“We fell short of what our guests deserve and what we expect of ourselves. We are doing everything we can to support our guests, and using lessons learned to be better moving forward.”
Arne Sorenson, Marriott’s President and Chief Executive Officer
Marriot’s recently announced data security breach is a lesson in cybersecurity for all.
The organization’s challenge to address what happened, restore credibility, and take swift action to prevent another breach should be a wake-up call for any enterprise, in any industry.
Early details suggest that encryption keys were stolen along with credit card information. What’s even more disturbing is Starwood’s inadequate encryption key management policies and practices – the absence of breach detection (and the fact that it has been going on for four years under Starwood) is nothing short of alarming.
There’s no doubt that Marriott International has established policies and procedures designed to protect data and detect malicious anomalies. This breach on Starwood’s data suggests either an internally-initiated cyberattack or one that occurred as a result of hijacking elevated credentials of a user.
While distressing, this incident serves as a reminder that today’s security is at the heart of every digital business.
1. Common Sense Data Storage
Lesson one: payment information should never be stored alongside non-payment data.
The best analogy is storing your keys, passport and money side-by-side when you travel. You’re increasing the likelihood that everything that’s really important could be stolen in one shot.
If best practices were not used by Starwood to properly store and protect the encryption keys, then this could be a much larger breach than what was originally reported.
2. Due Diligence is More Than Just Accounting
Marriott acquired the Starwood brand in 2016. The fact that this breach has been ongoing since 2014 suggests that the issue was not uncovered during the M&A process.
Starwood was a large enough brand on its own to have a mature digital security process in place. Were red flags missed? Were security gaps not known to Starwood?
Or, perhaps, was digital security was not even addressed at the time of the acquisition?
Understanding a company’s current-state digital security program () is critical to ensuring you’re not overpaying for a company that hasn’t invested enough in risk mitigation.
Compliance is a big part of vetting asset quality and liability during a business combination. Security rigor should play a role
3. Get Ready for Even More Regulatory Compliance & Complexity
There are lots of best practices and guidelines for companies to consider when planning for and implementing digital security practices.
But these concepts don’t ensure compliance; regulations do.
Organizations will undoubtedly start to face increasing scrutiny and potential audits over how digital security keys are managed. Asserting that data needs to be encrypted or defining what algorithms should be used will no longer be sufficient.
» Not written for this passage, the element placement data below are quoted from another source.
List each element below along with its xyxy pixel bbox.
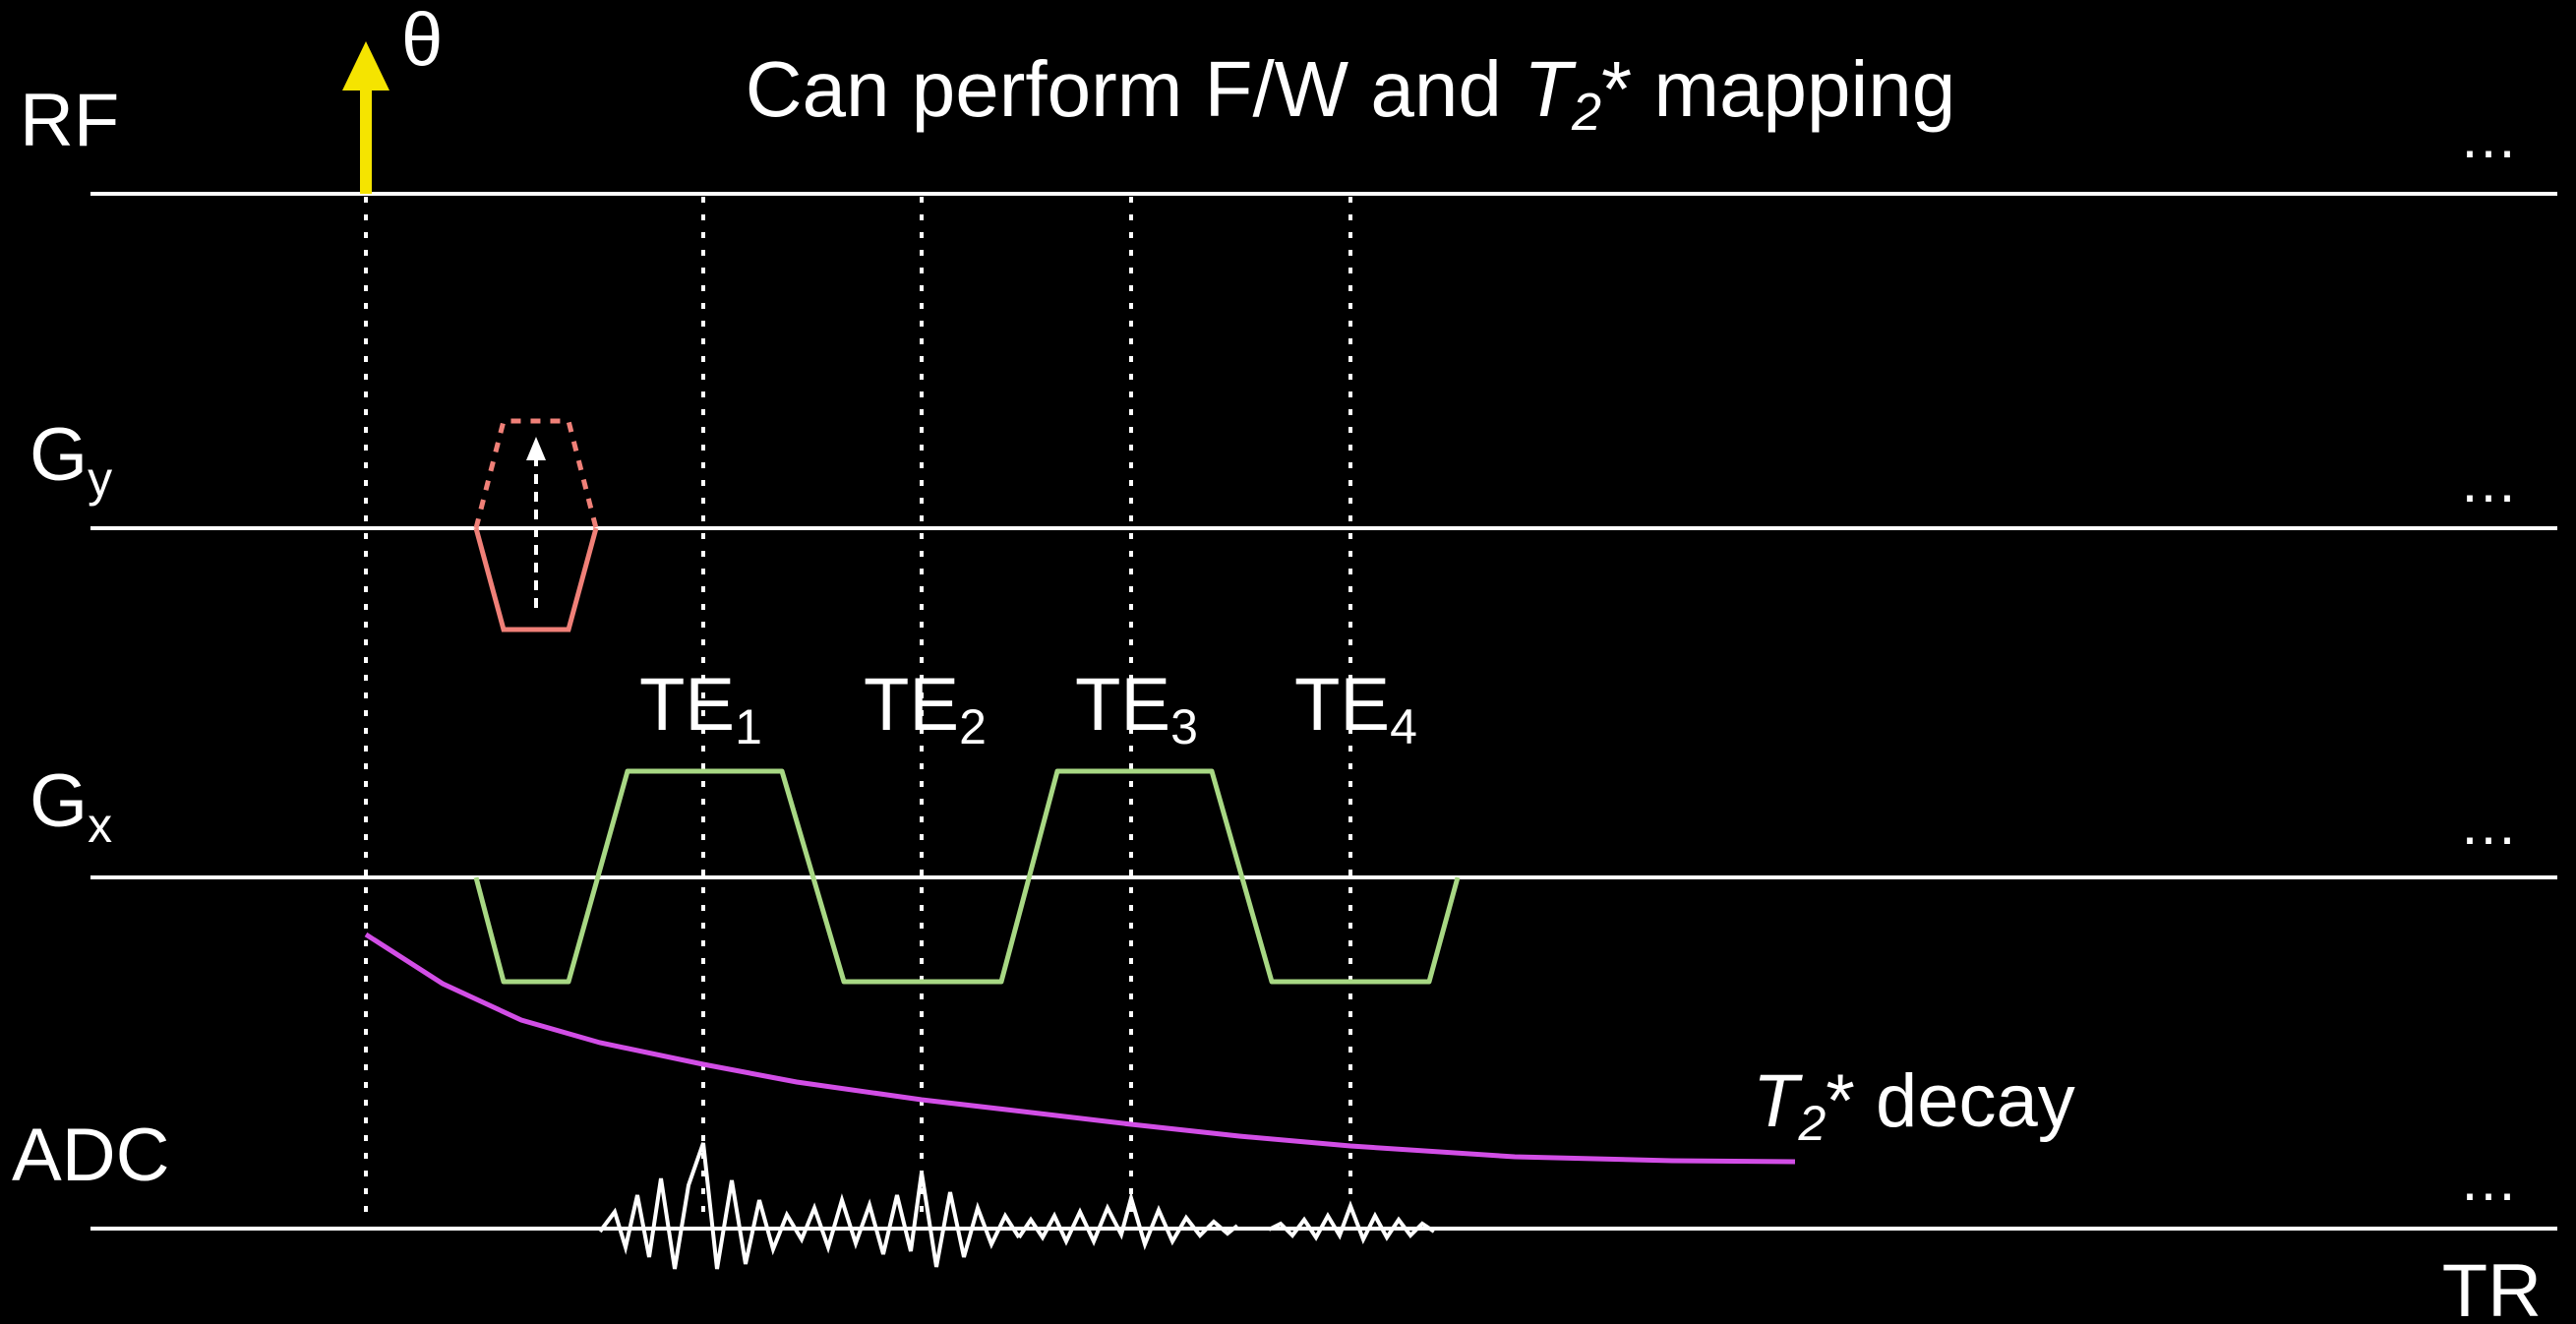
gx-ellipsis: …: [2459, 791, 2518, 857]
te4-label: TE4: [1294, 663, 1417, 754]
adc-echo-signal-1-2: [598, 1142, 1021, 1270]
axis-lines: [90, 192, 2557, 1231]
phase-step-arrow: [526, 437, 546, 608]
te2-label: TE2: [864, 663, 987, 754]
rf-pulse-arrow: [342, 41, 389, 194]
readout-gradient: [473, 768, 1461, 985]
t2star-decay-curve: [364, 932, 1796, 1165]
tr-label: TR: [2442, 1249, 2542, 1324]
flip-angle-label: θ: [401, 0, 443, 82]
gx-row-label: Gx: [30, 759, 112, 853]
te1-label: TE1: [639, 663, 762, 754]
adc-ellipsis: …: [2459, 1147, 2518, 1213]
rf-ellipsis: …: [2459, 104, 2518, 170]
diagram-title: Can perform F/W and T2* mapping: [746, 45, 1956, 142]
rf-row-label: RF: [20, 79, 119, 162]
adc-row-label: ADC: [12, 1113, 169, 1197]
adc-echo-signal-4: [1268, 1200, 1436, 1244]
timing-guides: [364, 197, 1352, 1218]
adc-echo-signal-3: [1017, 1190, 1239, 1251]
phase-encode-gradient: [473, 418, 599, 632]
gy-ellipsis: …: [2459, 449, 2518, 514]
t2star-decay-label: T2* decay: [1753, 1059, 2075, 1151]
gy-row-label: Gy: [30, 413, 112, 507]
te3-label: TE3: [1075, 663, 1198, 754]
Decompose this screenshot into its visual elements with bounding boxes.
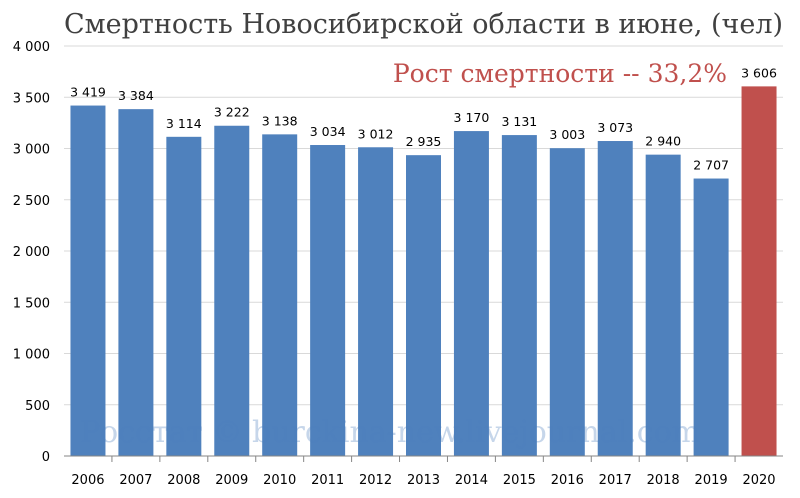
data-label: 3 419 — [70, 85, 106, 100]
growth-annotation: Рост смертности -- 33,2% — [393, 59, 727, 88]
bars — [70, 86, 777, 457]
bar — [453, 131, 489, 456]
y-axis-ticks: 0 500 1 000 1 500 2 000 2 500 3 000 3 500 4 000 — [13, 40, 50, 465]
y-tick-label: 0 — [42, 450, 50, 465]
data-label: 3 012 — [358, 126, 394, 141]
x-tick-label: 2018 — [647, 473, 680, 488]
bar — [645, 154, 681, 456]
data-label: 3 384 — [118, 88, 154, 103]
chart-title: Смертность Новосибирской области в июне,… — [64, 9, 783, 40]
y-tick-label: 2 500 — [13, 194, 50, 209]
data-label: 3 114 — [166, 116, 202, 131]
x-tick-label: 2011 — [311, 473, 344, 488]
x-tick-label: 2006 — [71, 473, 104, 488]
x-tick-label: 2016 — [551, 473, 584, 488]
bar — [741, 86, 777, 456]
data-label: 3 131 — [501, 114, 537, 129]
data-label: 2 935 — [406, 134, 442, 149]
x-tick-label: 2014 — [455, 473, 488, 488]
data-label: 3 606 — [741, 65, 777, 80]
bar — [597, 141, 633, 456]
y-tick-label: 3 500 — [13, 91, 50, 106]
x-tick-label: 2015 — [503, 473, 536, 488]
y-tick-label: 1 500 — [13, 296, 50, 311]
bar — [214, 125, 250, 457]
bar — [549, 148, 585, 456]
x-tick-label: 2009 — [215, 473, 248, 488]
bar — [166, 136, 202, 456]
x-tick-label: 2013 — [407, 473, 440, 488]
data-label: 3 170 — [454, 110, 490, 125]
bar — [406, 155, 441, 456]
bar — [358, 147, 394, 456]
bar — [262, 134, 298, 457]
y-tick-label: 2 000 — [13, 245, 50, 260]
bar — [693, 178, 729, 456]
x-tick-label: 2007 — [119, 473, 152, 488]
data-labels: 3 419 3 384 3 114 3 222 3 138 3 034 3 012 2 935… — [70, 65, 777, 172]
y-tick-label: 1 000 — [13, 348, 50, 363]
bar — [310, 145, 346, 456]
y-tick-label: 3 000 — [13, 143, 50, 158]
x-tick-label: 2010 — [263, 473, 296, 488]
data-label: 3 034 — [310, 124, 346, 139]
x-tick-label: 2008 — [167, 473, 200, 488]
bar — [118, 109, 154, 456]
data-label: 2 707 — [693, 158, 729, 173]
x-tick-label: 2020 — [742, 473, 775, 488]
data-label: 3 073 — [597, 120, 633, 135]
y-tick-label: 4 000 — [13, 40, 50, 55]
bar — [70, 105, 106, 457]
data-label: 3 003 — [549, 127, 585, 142]
bar — [501, 135, 537, 456]
source-watermark: Росстат © burckina-new.livejournal.com — [80, 415, 700, 450]
y-tick-label: 500 — [25, 399, 50, 414]
data-label: 3 138 — [262, 113, 298, 128]
data-label: 3 222 — [214, 105, 250, 120]
x-tick-label: 2017 — [599, 473, 632, 488]
x-tick-label: 2019 — [695, 473, 728, 488]
data-label: 2 940 — [645, 134, 681, 149]
x-axis-ticks: 2006 2007 2008 2009 2010 2011 2012 2013 2014 2015… — [71, 456, 776, 488]
x-tick-label: 2012 — [359, 473, 392, 488]
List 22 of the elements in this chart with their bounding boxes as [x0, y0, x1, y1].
Companies need to be ready to prove that keys are being effectively managed and securely stored, from cradle to grave and at all times in between. Compliance organizations and standard bodies will start looking to add this criteria and companies will need to be ready to respond when new standards are introduced.
Additionally, this incident has all the right elements to become the poster-child case for GDPR. Marriott is an international company and has a significant EU operations base.
Beyond financial penalties, the fallout could drive even greater restrictions and impact privacy regulations & future legislation in the US.
4. Brand Credibility is Everything
Crisis management is something you plan for, but you never really know what it’s going to look like until something happens.
The Marriott brand has been around since 1927, transforming into the hotel brand it is today in 1957. It has spent decades building a reputation of trust that in just a few moments has taken a hit.
Only time will tell how quickly patrons will forgive. It’s unlikely that they’ll ever forget.
Lawsuits, government intervention, customer mistrust … and don’t forget they’ve got a credit card division, too. Marriott will be in the news for years to come, reminding us over and over again of the strife they suffered by a potentially lackluster digital security program.
5. 'Personal Data' is Just That: Personal
Companies are using data to personalize customer experiences. And it works…when the data is gathered with consent and the customer has demonstrated some level of interest.
Think about how deep this goes – the data these hackers have goes beyond buying preferences.
It could include where these travelers have been, what rooms they like, what food they’ve eaten, names and data of other family members who have traveled with them. Birthdays, passwords, even patterns of when someone travels for business and is away from home. From a national security perspective, passport numbers and other information could be sold to adversarial nations.
It sounds far-fetched, but this new world we’re living in has threats we’re not even aware of yet.
This breach could have happened to any company. Cyber attackers are getting more and more sophisticated, and it’s impossible to foresee coming threats and prevent all breaches – but there are steps to take to make it harder, like ensuring every asset is covered by a digital identity, and the devices you’re investing in have security incorporated into the design.
Investing in the right things can reduce the likelihood of a breach while also reducing the negative impact of them when they happen.